Régime de pensions du Canada (RPC) – invalidité

Informations sur la décision

Contenu de la décision

[TRADUCTION]

Citation : DM c Ministre de l’Emploi et du Développement social, 2020 TSS 1071

Numéro de dossier du Tribunal: AD-20-777

ENTRE :

D. M.

Demandeur

et

Ministre de l’Emploi et du Développement social

Défendeur


DÉCISION DU TRIBUNAL DE LA SÉCURITÉ SOCIALE
Division d’appel


Décision relative à une demande de
permission d’en appeler rendue par :
Kate Sellar
Date de la décision : Le 9 octobre 2020

Sur cette page

Décision et motifs

Décision

[1] J’accueille la demande de permission d’en appeler. Voici pourquoi.

Aperçu

[2] D. M. (requérant) est atteint d’un trouble de la personnalité schizoïde avec des traits de personnalité évitante. Il est incapable de travailler ou de fonctionner dans un cadre professionnel ou social. En 1990, le contrat militaire du requérant a expiré. Il n’a pas demandé un autre contrat de service. Il ne pouvait pas supporter d’être entouré de gens. Son dernier jour de travail a eu lieu en janvier 1990. Il est retourné vivre chez ses parents. Il vivait de ses économies, et a tenté de retourner à l’université en 1990. Il s’est inscrit avec une charge de cours très légère. Il a expliqué qu’il était juste [traduction] « en pilote automatique » et qu’il n’avait :

[traduction]

[…] aucun intérêt pour quoi que ce soit, et je ne supportais toujours pas d’être entouré de gens, alors j’ai fini par arrêter d’aller à mes cours. J’ai échoué à l’université et dans la vie. J’avais 23 ansFootnote 1.

[3] Il est retourné vivre chez ses parents et a dit être devenu un [traduction] « reclus » en 1991. Il s’est décrit comme ayant toujours été solitaire, même lorsqu’il travaillait ou allait à l’école.

[4] Vers 1998 ou 2000, le requérant a reçu un diagnostic de trouble de la personnalité schizoïde. Il a reçu un soutien financier. Il n’a pas travaillé depuis 1990 et il n’est pas allé à l’école depuis 1991. Il peut faire face au quotidien seulement lorsqu’il est seul dans son appartement. Son isolement n’est pas un choix. Vers 2016, le requérant a eu des démêlés avec le système de justice pénale.

[5] Le ministre a reçu la demande de pension d’invalidité du Régime de pensions du Canada (RPC) du requérant le 29 novembre 2017. Le ministre a rejeté la demande initialement et après révision. Lors de la révision, le ministre a mal calculé la période minimale d’admissibilité (PMA) du requérant. Le requérant a fait appel de la décision de révision au Tribunal.

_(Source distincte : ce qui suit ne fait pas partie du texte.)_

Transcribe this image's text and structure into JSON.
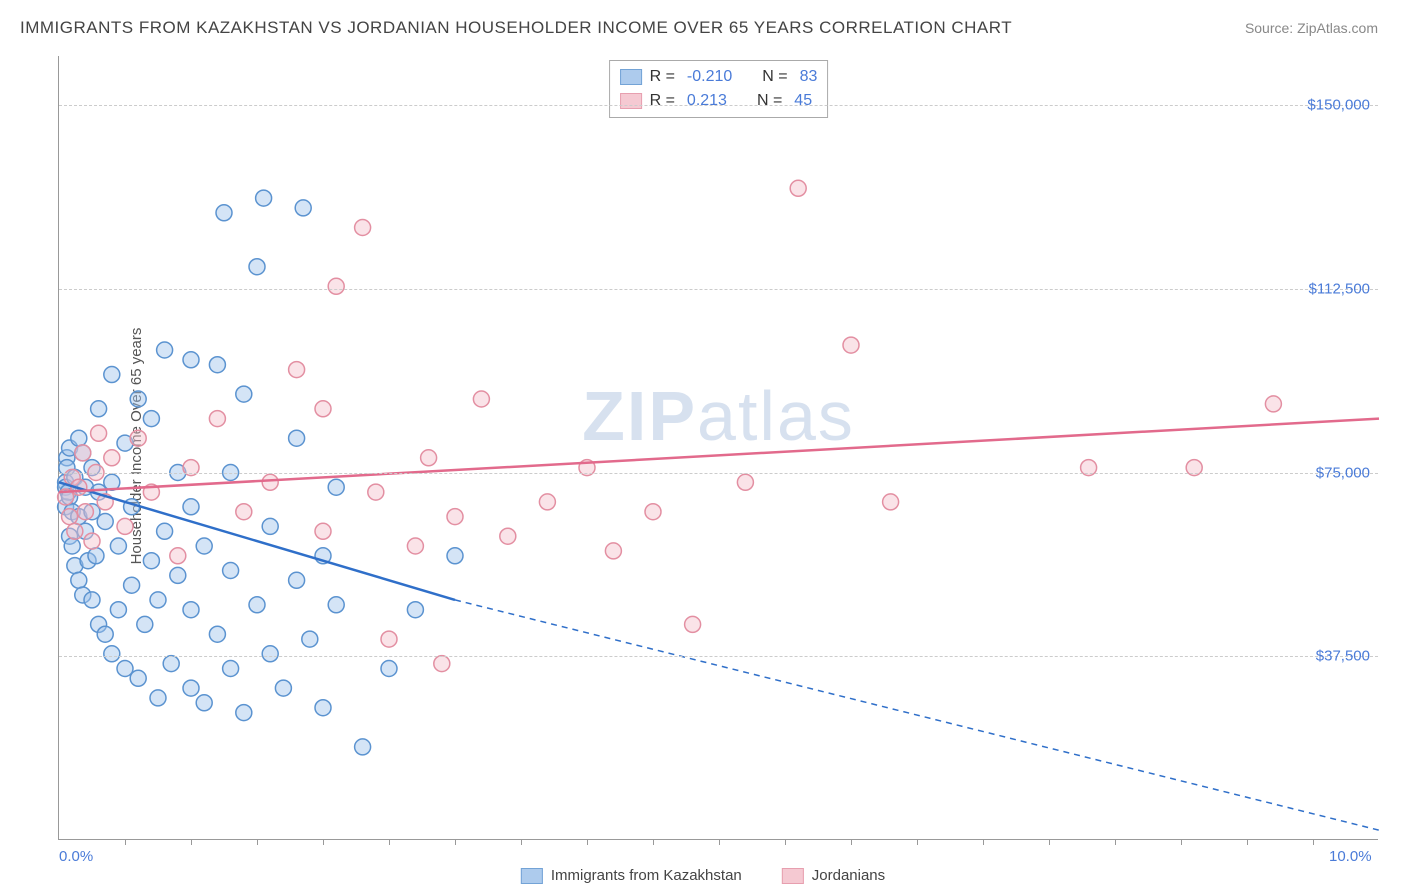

La division générale a décidé que la PMA du requérant avait pris fin le 31 décembre 1990 et qu’il n’était pas admissible à une pension d’invalidité.

[6] Le requérant demande la permission d’appeler de la décision de la division générale. Je dois établir si l’on peut soutenir que la division générale a commis une erreur prévue par la Loi sur le ministère de l’Emploi et du Développement social (Loi sur le MEDS) qui justifierait d’accueillir la demande de permission d’en appeler du requérant.

[7] On peut soutenir que la division générale a commis une erreur de droit. J’accueille donc la demande de permission d’en appeler.

Questions préliminaires

[8] Le requérant a fourni de nouveaux éléments de preuve à la division d’appel à l’appui de sa causeFootnote 2.

[9] Toutefois, la division d’appel ne tient généralement pas compte de nouveaux éléments de preuveFootnote 3. L’objectif de la division d’appel est de décider si la division générale a commis une erreur. Dans la plupart des cas, les nouveaux éléments de preuve ne sont pas pertinents dans ce contexte.

[10] Je ne tiendrai pas compte des nouveaux éléments de preuve dans le présent appel.

Question en litige

[11] Peut-on soutenir que la division générale a commis une erreur de droit en n’expliquant pas pourquoi elle a accordé si peu de poids à l’avis de la conseillère en santé mentale et en toxicomanie sur l’état de santé du requérant?

Analyse

Examen des décisions de la division générale

[12] La division d’appel ne donne pas aux parties l’occasion de présenter pleinement leur position à nouveau dans le cadre d’une nouvelle audience. La division d’appel examine plutôt la décision de la division générale afin de décider si elle contient une erreur. Cet examen est fondé sur le libellé de la Loi sur le MEDS, qui établit les moyens d’appel qu’il est possible d’invoquerFootnote 4. Ces trois raisons de faire appel surviennent lorsque la division générale omet de fournir une procédure équitable, commet une erreur de droit ou commet une erreur de fait.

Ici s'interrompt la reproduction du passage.